[Date Prev][Date Next][Thread Prev][Thread Next][Date Index][Thread Index]

Re: [Format] Pointer types / span types

Yes my first reaction to both of these requests is
- would dictionary-encoding work?
- would a List<T> work?

I think for the former the analogy is more clear, for the latter, technically a List encodes start and stop indices with an offset array rather than separate arrays for start and stop indices. Is there a reason an offset array wouldn't work for the OAMap use-case though?


On 04/30/2018 04:55 PM, Antoine Pitrou wrote:
Actually, "pointer type" might just be another name for "dictionary type".
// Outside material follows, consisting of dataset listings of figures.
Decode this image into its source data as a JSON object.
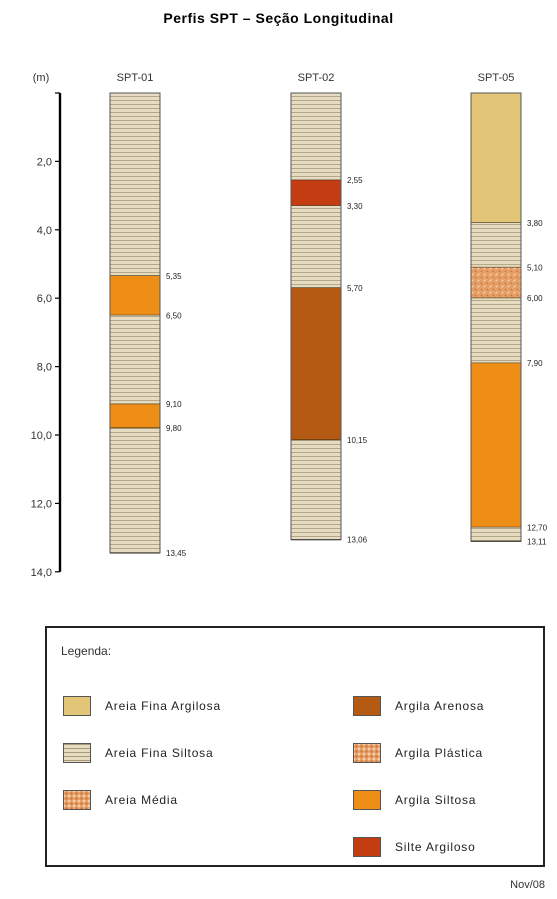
{
  "title": "Perfis SPT – Seção Longitudinal",
  "date": "Nov/08",
  "depth_axis": {
    "unit_label": "(m)",
    "ticks": [
      "2,0",
      "4,0",
      "6,0",
      "8,0",
      "10,0",
      "12,0",
      "14,0"
    ]
  },
  "materials": {
    "areia_fina_argilosa": {
      "label": "Areia Fina Argilosa",
      "color": "#e2c577",
      "pattern": "plain"
    },
    "areia_fina_siltosa": {
      "label": "Areia Fina Siltosa",
      "color": "#e6dcc2",
      "pattern": "hlines"
    },
    "areia_media": {
      "label": "Areia Média",
      "color": "#e8a36c",
      "pattern": "dots"
    },
    "argila_arenosa": {
      "label": "Argila Arenosa",
      "color": "#b45a12",
      "pattern": "plain"
    },
    "argila_plastica": {
      "label": "Argila Plástica",
      "color": "#e8a36c",
      "pattern": "dots"
    },
    "argila_siltosa": {
      "label": "Argila Siltosa",
      "color": "#ee8e16",
      "pattern": "plain"
    },
    "silte_argiloso": {
      "label": "Silte Argiloso",
      "color": "#c43c12",
      "pattern": "plain"
    }
  },
  "profiles": [
    {
      "name": "SPT-01",
      "layers": [
        {
          "top": 0,
          "bottom": 5.35,
          "material": "areia_fina_siltosa"
        },
        {
          "top": 5.35,
          "bottom": 6.5,
          "material": "argila_siltosa"
        },
        {
          "top": 6.5,
          "bottom": 9.1,
          "material": "areia_fina_siltosa"
        },
        {
          "top": 9.1,
          "bottom": 9.8,
          "material": "argila_siltosa"
        },
        {
          "top": 9.8,
          "bottom": 13.45,
          "material": "areia_fina_siltosa"
        }
      ],
      "depth_labels": [
        "5,35",
        "6,50",
        "9,10",
        "9,80",
        "13,45"
      ]
    },
    {
      "name": "SPT-02",
      "layers": [
        {
          "top": 0,
          "bottom": 2.55,
          "material": "areia_fina_siltosa"
        },
        {
          "top": 2.55,
          "bottom": 3.3,
          "material": "silte_argiloso"
        },
        {
          "top": 3.3,
          "bottom": 5.7,
          "material": "areia_fina_siltosa"
        },
        {
          "top": 5.7,
          "bottom": 10.15,
          "material": "argila_arenosa"
        },
        {
          "top": 10.15,
          "bottom": 13.06,
          "material": "areia_fina_siltosa"
        }
      ],
      "depth_labels": [
        "2,55",
        "3,30",
        "5,70",
        "10,15",
        "13,06"
      ]
    },
    {
      "name": "SPT-05",
      "layers": [
        {
          "top": 0,
          "bottom": 3.8,
          "material": "areia_fina_argilosa"
        },
        {
          "top": 3.8,
          "bottom": 5.1,
          "material": "areia_fina_siltosa"
        },
        {
          "top": 5.1,
          "bottom": 6.0,
          "material": "argila_plastica"
        },
        {
          "top": 6.0,
          "bottom": 7.9,
          "material": "areia_fina_siltosa"
        },
        {
          "top": 7.9,
          "bottom": 12.7,
          "material": "argila_siltosa"
        },
        {
          "top": 12.7,
          "bottom": 13.11,
          "material": "areia_fina_siltosa"
        }
      ],
      "depth_labels": [
        "3,80",
        "5,10",
        "6,00",
        "7,90",
        "12,70",
        "13,11"
      ]
    }
  ],
  "legend": {
    "title": "Legenda:",
    "left_items": [
      {
        "material": "areia_fina_argilosa",
        "label": "Areia Fina Argilosa"
      },
      {
        "material": "areia_fina_siltosa",
        "label": "Areia Fina Siltosa"
      },
      {
        "material": "areia_media",
        "label": "Areia Média"
      }
    ],
    "right_items": [
      {
        "material": "argila_arenosa",
        "label": "Argila Arenosa"
      },
      {
        "material": "argila_plastica",
        "label": "Argila Plástica"
      },
      {
        "material": "argila_siltosa",
        "label": "Argila Siltosa"
      },
      {
        "material": "silte_argiloso",
        "label": "Silte Argiloso"
      }
    ]
  }
}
Le 30/04/2018 à 22:08, Antoine Pitrou a écrit :

Today I got the opportunity to talk with Jim Pivarski, the main
developer on the OAMap project (*).  Under the hood, he is doing
something not unlike the Arrow representation of nested arrays: he
stores and processes structured data as linear arrays, allowing very
fast processing on seemingly irregular data (in Array parlance, think
something like lists of lists of structs).  It seems that OAMap data
requires two kinds of logical types that Arrow misses :

- a pointer type, where a physical array of ints is used to represent
indices into another array (the logical value being of course the value
pointed to)
- a span type, where two physical arrays of ints are used to represent
start and stop indices into another array (the logical value being the
list of values delimited by the start / stop indices)

Did such a feature request already come by?  Is this something we should
add to our roadmap or future wishlist?